In accordance with this connection, λέγειν means: to pro-duce the unconcealed as such, beings in their unconcealment. Thus, λόγος has the character of δηλοῦν, of revealing, not only in Heraclitus but still in Plato. Aristotle characterizes the λέγειν of λόγος as ἀποφαίνεσθαι, bringing-to-self-showing (see Being and Time, §7 and §44). This characterization of λέγειν as de-concealing and revealing bears witness to the originality of this determination—and it does so all the more strongly because it is precisely in Plato and Aristotle that the decline of the determination of λόγος sets in, the decline that makes logic possible. Since then, which means for two millennia, these relations among λόγος, ἀλήθεια, φύσις, νοεῖν, and ἰδέα have been hidden away and covered up in unintelligibility.
But in the inception, this is what happens: λόγος as the revealing gathering—Being, as this gathering, is fittingness in the sense of φύσις—becomes the necessity of the essence of historical humanity. From here one need take only a single step to grasp how λόγος, so understood, determines the essence of language [131|180] and how λόγος becomes the name for discourse. Being-human, according to its historical, history-opening essence, is λόγος, the gathering and apprehending of the Being of beings: the happening of what is most uncanny, in which, through doing violence, the overwhelming comes to appearance and is brought to stand. But we heard in the choral ode from Sophocles’ Antigone that together with the breakaway into Being language happens—finding one’s way into the word.

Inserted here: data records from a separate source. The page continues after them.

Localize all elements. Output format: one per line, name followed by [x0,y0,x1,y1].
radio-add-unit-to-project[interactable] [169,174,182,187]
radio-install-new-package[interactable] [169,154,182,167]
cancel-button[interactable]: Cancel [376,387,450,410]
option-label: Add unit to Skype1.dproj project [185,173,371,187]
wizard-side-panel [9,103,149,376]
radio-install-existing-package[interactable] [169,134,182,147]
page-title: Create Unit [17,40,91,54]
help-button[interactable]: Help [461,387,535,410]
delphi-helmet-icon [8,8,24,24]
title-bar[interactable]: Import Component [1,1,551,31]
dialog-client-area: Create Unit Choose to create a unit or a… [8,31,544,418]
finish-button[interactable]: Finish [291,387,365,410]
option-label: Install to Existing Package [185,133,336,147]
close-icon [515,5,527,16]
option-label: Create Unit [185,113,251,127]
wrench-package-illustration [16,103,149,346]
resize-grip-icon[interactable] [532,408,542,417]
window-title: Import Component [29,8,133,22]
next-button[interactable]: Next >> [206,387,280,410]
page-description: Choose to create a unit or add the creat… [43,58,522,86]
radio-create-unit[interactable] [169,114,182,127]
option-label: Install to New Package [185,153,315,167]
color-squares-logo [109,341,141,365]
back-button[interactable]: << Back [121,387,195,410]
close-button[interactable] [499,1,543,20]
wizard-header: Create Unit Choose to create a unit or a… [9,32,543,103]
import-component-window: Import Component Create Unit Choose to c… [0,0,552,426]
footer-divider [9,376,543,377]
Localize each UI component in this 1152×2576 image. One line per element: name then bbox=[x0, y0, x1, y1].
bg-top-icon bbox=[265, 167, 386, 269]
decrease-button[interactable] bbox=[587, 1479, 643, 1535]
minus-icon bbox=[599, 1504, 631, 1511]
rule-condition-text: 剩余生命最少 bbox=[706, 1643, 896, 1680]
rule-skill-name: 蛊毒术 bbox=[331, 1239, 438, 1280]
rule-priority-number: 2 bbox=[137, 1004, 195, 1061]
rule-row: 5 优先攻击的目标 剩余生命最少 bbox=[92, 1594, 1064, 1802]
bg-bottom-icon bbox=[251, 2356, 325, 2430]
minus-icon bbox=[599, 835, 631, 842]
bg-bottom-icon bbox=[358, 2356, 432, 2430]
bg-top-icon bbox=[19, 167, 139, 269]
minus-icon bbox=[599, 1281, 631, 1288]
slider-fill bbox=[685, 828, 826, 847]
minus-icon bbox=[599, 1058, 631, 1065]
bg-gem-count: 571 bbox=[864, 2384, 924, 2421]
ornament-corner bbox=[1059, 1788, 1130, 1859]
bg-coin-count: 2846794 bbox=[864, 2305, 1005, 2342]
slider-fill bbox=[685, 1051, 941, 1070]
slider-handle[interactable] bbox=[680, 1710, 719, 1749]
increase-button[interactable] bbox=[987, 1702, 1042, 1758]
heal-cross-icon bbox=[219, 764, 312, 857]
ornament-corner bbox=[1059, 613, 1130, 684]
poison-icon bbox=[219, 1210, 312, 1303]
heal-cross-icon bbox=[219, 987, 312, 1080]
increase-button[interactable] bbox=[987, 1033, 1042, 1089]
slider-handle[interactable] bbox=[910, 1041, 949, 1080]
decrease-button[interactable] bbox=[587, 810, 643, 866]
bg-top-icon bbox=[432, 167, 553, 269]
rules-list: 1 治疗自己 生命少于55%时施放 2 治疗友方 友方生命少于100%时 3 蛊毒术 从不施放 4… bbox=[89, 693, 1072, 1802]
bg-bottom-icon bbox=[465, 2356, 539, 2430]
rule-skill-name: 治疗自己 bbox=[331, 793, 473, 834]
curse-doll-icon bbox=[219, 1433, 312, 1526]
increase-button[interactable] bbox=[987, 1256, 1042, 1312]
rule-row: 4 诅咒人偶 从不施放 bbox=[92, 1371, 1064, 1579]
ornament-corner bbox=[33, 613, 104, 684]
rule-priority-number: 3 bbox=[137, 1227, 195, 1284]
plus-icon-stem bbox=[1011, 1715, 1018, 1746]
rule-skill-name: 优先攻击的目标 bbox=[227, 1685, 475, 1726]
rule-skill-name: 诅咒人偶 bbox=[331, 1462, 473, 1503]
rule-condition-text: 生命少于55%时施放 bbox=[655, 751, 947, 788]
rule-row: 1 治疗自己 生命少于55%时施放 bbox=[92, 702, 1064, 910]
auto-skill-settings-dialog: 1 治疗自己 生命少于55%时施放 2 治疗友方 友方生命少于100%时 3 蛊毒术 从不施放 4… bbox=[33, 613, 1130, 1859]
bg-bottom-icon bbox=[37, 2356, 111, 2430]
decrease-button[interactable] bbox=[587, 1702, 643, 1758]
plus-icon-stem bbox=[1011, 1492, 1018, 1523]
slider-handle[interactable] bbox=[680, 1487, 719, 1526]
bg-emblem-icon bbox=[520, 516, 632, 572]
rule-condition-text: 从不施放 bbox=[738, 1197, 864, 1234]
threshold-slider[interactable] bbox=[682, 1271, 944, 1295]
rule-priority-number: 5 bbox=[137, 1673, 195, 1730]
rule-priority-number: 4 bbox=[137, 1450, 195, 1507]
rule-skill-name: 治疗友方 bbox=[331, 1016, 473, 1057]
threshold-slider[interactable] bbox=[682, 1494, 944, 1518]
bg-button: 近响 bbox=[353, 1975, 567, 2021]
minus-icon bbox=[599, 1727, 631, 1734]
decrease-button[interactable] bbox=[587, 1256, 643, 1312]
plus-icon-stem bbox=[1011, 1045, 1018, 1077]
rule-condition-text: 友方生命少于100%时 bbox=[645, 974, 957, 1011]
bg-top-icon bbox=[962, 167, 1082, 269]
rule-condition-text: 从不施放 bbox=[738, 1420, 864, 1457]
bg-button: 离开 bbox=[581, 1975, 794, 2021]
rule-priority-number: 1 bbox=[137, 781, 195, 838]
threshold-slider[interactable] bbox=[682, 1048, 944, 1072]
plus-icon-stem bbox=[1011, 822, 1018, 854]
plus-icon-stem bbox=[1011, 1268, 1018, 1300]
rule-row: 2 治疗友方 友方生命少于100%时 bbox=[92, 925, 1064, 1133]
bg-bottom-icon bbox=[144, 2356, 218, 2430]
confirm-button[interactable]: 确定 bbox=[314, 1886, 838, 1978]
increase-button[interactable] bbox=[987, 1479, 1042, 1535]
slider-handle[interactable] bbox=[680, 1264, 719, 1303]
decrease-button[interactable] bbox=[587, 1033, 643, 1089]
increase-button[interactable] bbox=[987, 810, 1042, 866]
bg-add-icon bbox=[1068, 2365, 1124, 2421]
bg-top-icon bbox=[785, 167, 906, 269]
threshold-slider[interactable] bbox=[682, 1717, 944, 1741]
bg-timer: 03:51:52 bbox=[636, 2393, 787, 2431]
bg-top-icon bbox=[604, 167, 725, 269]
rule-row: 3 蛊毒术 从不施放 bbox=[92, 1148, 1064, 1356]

In the question of the essence of language, the question of the origin of language surfaces again and again. One looks for an answer in the most peculiar ways. And here we have the first, decisive answer to the question of the origin of language: this origin remains a mystery—not because people up to now were not clever enough, but because all cleverness and all sharp wit have mishandled the question before they even get started with it.